Sono grato alla mamma che con tanta semplicità mi ha comunicato la sua esperienza: "Il Signore mi ha coltivata nel suo amore ". Sono grato a Dino, un ex alunno del Virgilio, che in Olanda attende al suo perfezionamento di oncologo con vero spirito di servizio, e che, riferendosi ad una mia lettera di Natale, si propone di "realizzare lo scopo per cui è stato concepito". Mi pare che egli abbia compreso molto bene il senso del Natale. Beato chi ha visto spuntare la stella nell'oriente della propria vita e l'ha seguita fedelmente. Beati coloro che, imitando i magi, alla scomparsa della stella che li aveva preceduti, anziché scoraggiarsi continuano a cercare e scoprono una stella più luminosa, la parola di Dio. Attraverso la parola di Dio arrivano a conoscere il cuore di Dio. Non sono molti quelli che leggono la Bibbia. In compenso Dio parla agli uomini in tanti modi. Egli parla anche con il suo silenzio.

Un salmo dice che ogni giorno Dio si affaccia dal cielo per vedere se sulla terra c'è ancora qualcuno che lo cerca. "Cercate me e vivrete!", gridava, per bocca del profeta Amos, a quanti andavano di santuario in santuario alla ricerca di segni e visioni. E' raro incontrare un vero ateo. più facile incontrare degli idolatri. E' sempre più necessaria la conversione dagli idoli al Dio vivo e vero. Egli non è lontano da ciascuno di noi. E' vicino a chi lo cerca con cuore sincero. E quanto più il mondo cresce, tanto più egli si fa piccolo. Quanto più il nostro tripudio natalizio è chiassoso e insolente, tanto più egli tace, e la sua voce è quella di un lieve sussurro che si percepisce soltanto quando anche l'anima tace a se stessa. Egli è il Verbo uscito dal silenzio.
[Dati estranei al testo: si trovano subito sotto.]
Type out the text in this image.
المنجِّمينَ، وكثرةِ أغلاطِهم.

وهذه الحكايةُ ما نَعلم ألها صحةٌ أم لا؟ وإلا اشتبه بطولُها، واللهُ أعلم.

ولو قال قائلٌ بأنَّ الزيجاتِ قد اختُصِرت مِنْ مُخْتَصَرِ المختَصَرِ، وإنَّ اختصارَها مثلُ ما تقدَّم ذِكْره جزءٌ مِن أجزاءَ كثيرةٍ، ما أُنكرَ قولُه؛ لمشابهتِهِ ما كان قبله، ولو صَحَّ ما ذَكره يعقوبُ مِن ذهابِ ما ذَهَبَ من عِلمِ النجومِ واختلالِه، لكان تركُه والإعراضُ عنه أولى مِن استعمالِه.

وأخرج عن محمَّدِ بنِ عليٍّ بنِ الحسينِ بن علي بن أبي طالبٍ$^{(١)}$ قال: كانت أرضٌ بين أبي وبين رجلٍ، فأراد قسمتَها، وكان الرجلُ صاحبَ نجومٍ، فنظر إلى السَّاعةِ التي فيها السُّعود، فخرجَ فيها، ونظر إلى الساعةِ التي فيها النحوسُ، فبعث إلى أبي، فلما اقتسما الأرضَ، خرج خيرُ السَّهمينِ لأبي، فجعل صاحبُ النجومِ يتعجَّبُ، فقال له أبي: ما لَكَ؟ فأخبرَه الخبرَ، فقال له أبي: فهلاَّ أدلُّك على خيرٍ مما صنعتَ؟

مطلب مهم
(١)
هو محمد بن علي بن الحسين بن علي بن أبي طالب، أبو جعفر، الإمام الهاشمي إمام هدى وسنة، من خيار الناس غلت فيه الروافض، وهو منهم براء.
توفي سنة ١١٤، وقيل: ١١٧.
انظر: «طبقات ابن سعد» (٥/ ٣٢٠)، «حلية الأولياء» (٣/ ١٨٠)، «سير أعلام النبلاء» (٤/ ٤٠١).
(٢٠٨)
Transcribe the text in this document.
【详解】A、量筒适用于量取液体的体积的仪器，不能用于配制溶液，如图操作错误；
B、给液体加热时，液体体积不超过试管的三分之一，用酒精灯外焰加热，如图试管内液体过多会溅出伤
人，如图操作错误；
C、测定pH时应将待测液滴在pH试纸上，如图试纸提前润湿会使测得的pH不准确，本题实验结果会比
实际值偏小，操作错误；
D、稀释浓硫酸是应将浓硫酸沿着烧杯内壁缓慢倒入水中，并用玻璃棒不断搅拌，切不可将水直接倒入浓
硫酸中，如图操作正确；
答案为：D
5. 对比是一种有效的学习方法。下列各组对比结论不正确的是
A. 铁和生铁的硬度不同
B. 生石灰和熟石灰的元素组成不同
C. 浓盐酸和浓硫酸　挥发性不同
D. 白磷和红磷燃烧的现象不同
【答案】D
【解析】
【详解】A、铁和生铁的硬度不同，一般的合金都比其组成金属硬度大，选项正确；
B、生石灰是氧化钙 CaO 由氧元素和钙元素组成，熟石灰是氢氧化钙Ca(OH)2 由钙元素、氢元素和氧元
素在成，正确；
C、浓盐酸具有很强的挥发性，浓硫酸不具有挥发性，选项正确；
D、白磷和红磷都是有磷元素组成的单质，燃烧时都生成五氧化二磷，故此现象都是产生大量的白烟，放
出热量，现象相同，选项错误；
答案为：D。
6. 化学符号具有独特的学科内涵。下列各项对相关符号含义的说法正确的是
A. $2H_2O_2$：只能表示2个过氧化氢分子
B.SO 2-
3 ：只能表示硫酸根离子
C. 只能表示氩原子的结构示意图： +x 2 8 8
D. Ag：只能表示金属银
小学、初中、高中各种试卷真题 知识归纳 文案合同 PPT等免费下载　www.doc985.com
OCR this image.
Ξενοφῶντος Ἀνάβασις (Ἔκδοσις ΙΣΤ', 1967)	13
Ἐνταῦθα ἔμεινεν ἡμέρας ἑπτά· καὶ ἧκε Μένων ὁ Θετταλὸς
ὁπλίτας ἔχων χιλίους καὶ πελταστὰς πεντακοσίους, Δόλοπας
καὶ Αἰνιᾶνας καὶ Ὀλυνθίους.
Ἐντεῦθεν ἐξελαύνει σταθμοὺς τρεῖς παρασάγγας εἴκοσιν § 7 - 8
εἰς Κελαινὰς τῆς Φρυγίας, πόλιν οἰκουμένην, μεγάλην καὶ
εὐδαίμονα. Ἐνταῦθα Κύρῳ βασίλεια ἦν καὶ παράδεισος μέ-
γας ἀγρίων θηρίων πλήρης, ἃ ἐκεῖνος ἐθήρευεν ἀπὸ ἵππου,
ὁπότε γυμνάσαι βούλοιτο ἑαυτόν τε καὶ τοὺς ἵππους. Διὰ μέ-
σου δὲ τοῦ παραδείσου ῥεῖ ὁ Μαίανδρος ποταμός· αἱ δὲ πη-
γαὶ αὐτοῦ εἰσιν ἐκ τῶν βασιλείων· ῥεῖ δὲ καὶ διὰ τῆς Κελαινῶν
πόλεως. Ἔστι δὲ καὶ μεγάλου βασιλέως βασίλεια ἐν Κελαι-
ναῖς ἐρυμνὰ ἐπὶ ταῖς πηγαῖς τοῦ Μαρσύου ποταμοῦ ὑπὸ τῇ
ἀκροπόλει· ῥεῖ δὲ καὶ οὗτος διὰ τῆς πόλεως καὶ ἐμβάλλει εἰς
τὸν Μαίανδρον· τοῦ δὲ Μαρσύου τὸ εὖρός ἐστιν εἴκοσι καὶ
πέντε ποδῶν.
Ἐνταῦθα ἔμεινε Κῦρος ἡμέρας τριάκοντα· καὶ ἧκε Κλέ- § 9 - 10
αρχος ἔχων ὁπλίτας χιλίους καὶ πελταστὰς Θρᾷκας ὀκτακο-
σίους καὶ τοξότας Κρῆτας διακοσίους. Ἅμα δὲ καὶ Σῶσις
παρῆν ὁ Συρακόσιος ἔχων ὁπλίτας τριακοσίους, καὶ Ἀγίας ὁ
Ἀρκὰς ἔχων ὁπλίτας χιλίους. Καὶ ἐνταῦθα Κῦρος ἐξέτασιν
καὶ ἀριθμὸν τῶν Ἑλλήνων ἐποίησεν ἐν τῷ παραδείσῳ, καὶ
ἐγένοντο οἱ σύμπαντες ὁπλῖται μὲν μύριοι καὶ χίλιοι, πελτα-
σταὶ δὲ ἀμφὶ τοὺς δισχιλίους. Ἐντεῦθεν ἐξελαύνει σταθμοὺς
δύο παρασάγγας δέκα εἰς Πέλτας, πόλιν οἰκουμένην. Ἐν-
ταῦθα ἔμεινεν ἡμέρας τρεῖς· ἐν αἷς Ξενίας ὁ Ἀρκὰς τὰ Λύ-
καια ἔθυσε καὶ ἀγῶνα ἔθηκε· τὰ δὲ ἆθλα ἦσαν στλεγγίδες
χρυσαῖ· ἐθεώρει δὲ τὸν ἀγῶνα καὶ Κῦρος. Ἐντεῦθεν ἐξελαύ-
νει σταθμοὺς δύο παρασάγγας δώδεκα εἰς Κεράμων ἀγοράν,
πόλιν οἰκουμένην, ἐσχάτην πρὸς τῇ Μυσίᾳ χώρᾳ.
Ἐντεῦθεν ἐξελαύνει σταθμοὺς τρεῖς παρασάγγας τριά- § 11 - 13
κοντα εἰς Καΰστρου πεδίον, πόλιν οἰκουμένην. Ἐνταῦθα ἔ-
E noi arriveremo ad un autentico dialogo umano, se sapremo tacere di più e ascoltare più attentamente. Assistiamo ancora alla sopraffazione della parola. Il dono che egli vuol farci di se stesso esige che ciascuno sia pronto ad accogliere l'altro, il diverso, colui che un tempo era lontano, ed ora si è fatto vicino, ma aspetta che io mi faccia davvero suo prossimo. E' qui che vuol nascere, dove trova lo spazio per porre la sua tenda e abitare fra noi.